Er erinnerte an diese alten Erzählungen, wie Frauen die gleiche Würde hatten wie Männer und nicht, wie die ägyptische Prinzessin, z.B. dazu herabgewürdigt wurden, auswärtige Beziehungen abzusichern. Er führte Abraham vor, der im Land umherzieht, keinen Hofstaat hat, sich nicht aufplustert, keinen Tempel baut. So ein Mann wie Abraham ist eine Leitfigur: Gast auf Erden, mit Gott unterwegs. Und so wird die Abrahamerzählung immer wieder neu überformt, so daß er aus der Not der jeweiligen Zeit heraus zum neuen Hoffnungsträger wird.

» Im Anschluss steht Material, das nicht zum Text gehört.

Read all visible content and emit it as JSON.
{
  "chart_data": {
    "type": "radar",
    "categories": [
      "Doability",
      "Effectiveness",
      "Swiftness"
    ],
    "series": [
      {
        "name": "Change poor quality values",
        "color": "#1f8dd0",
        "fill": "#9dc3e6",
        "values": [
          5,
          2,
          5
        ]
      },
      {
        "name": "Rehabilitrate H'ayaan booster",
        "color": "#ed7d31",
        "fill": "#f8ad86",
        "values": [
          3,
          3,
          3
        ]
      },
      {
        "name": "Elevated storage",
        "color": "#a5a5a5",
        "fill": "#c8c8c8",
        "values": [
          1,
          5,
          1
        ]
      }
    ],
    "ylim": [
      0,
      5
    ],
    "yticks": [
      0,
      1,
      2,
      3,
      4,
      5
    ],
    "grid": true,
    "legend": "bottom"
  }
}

So auch im 6. Jahrhundert im Exil. Israel fragt sich: Wieso ist das passiert, wie können wir das aushalten? Haben die Könige versagt, haben wir uns zu sicher gefühlt, nicht an Gott geglaubt? Und wieder kommt die Erinnerung zurück auf Abraham. Er war einer der ihren. Der Sage nach kam er aus dem Osten. So hat Israel eine neue Hoffnung aufgebaut: Der ist doch auch von hier weggekommen, so gibt es auch für uns eine Chance. Auch in der Zeit Jesu war Israel unterwegs zu einer Gestalt, die Hoffnungsträger in Not und Bedrängnis war. In diese Messiaserwartung, in diesen Glauben an eine kommende Heilszeit hinein trat Jesus auf. Schon sein Name (Jesus, Josua, Jeschua =Jahwe rettet) war für gläubige Ohren eine Erinnerung an die Heilszeit, nämlich die Landverteilung unter Josua oder die Rückkehr aus dem Exil unter Jeschua. Jesus hat die Sehnsucht der Juden nach Hoffnung und Orientierung aufgenommen, er hat sie wieder an den Glauben Abrahams erinnert. Die Thora war für Jesus Lebenshilfe, frohe Botschaft für ein gelingendes Leben.

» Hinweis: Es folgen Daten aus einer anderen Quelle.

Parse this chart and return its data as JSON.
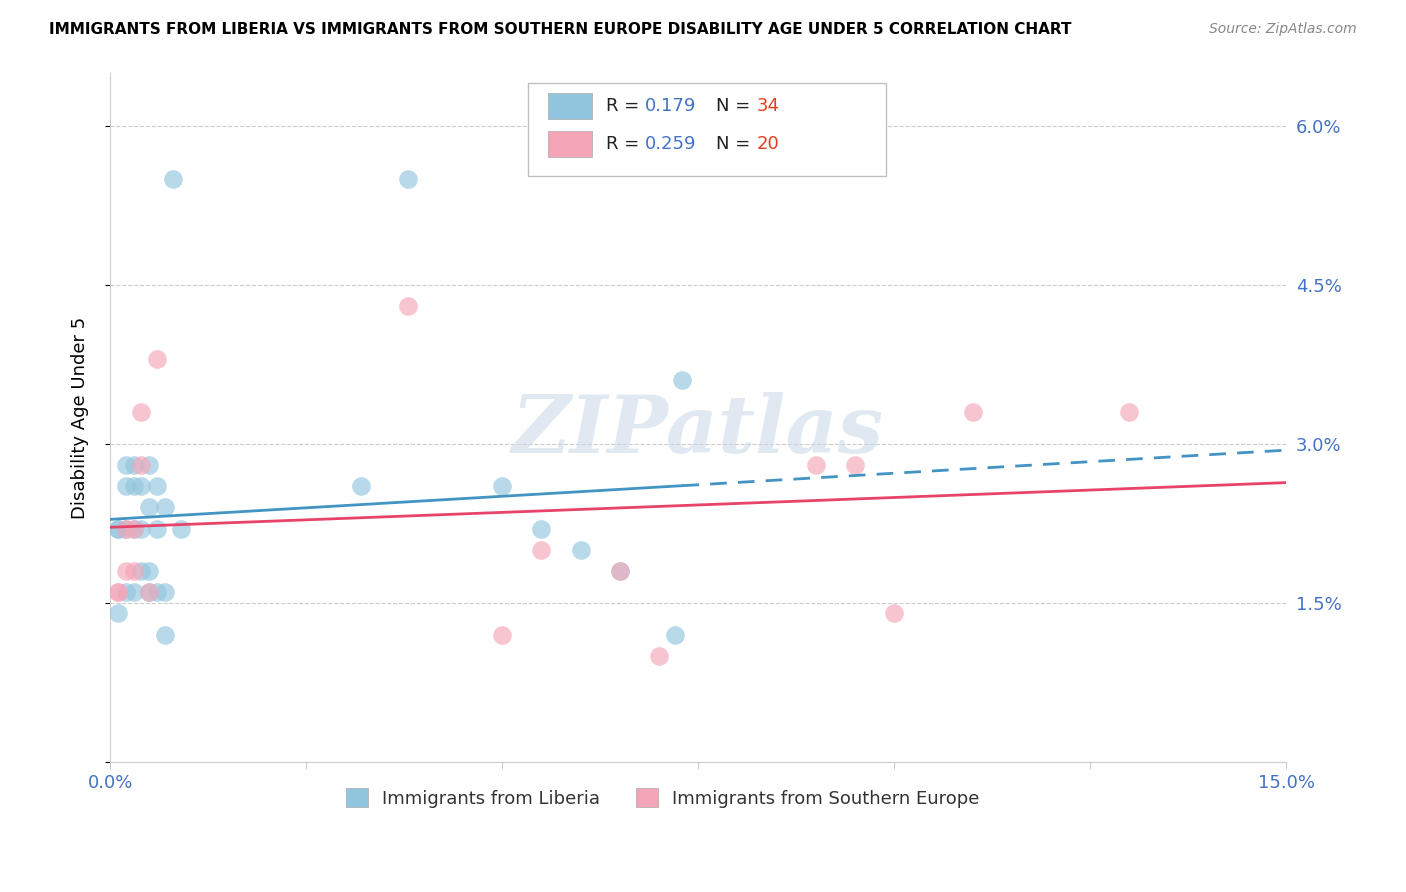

Abraham ist eine Gestalt, die mit Israel gewachsen ist nach den Hoffnungen und Nöten der Zeit: Die biblischen Schriftsteller nehmen aus der Erinnerung die Figur des Abraham und formen an ihm eine Leitfigur, die Licht im Dunkel der Zeit ist. Und so weckt auch in uns die Kraft der Erinnerung Leben, das über Ort und Zeit hinwegträgt. Diesem Lebendigwerden kann der physische Tod nichts anhaben. Die Erinnerung an Abraham wie an Jesus ist für uns ein Zeugnis, daß Gott uns auch im Dunkeln in die Heilszeit trägt. Diese Hoffnung auf die Heilszeit ist Juden und Christen gemeinsam.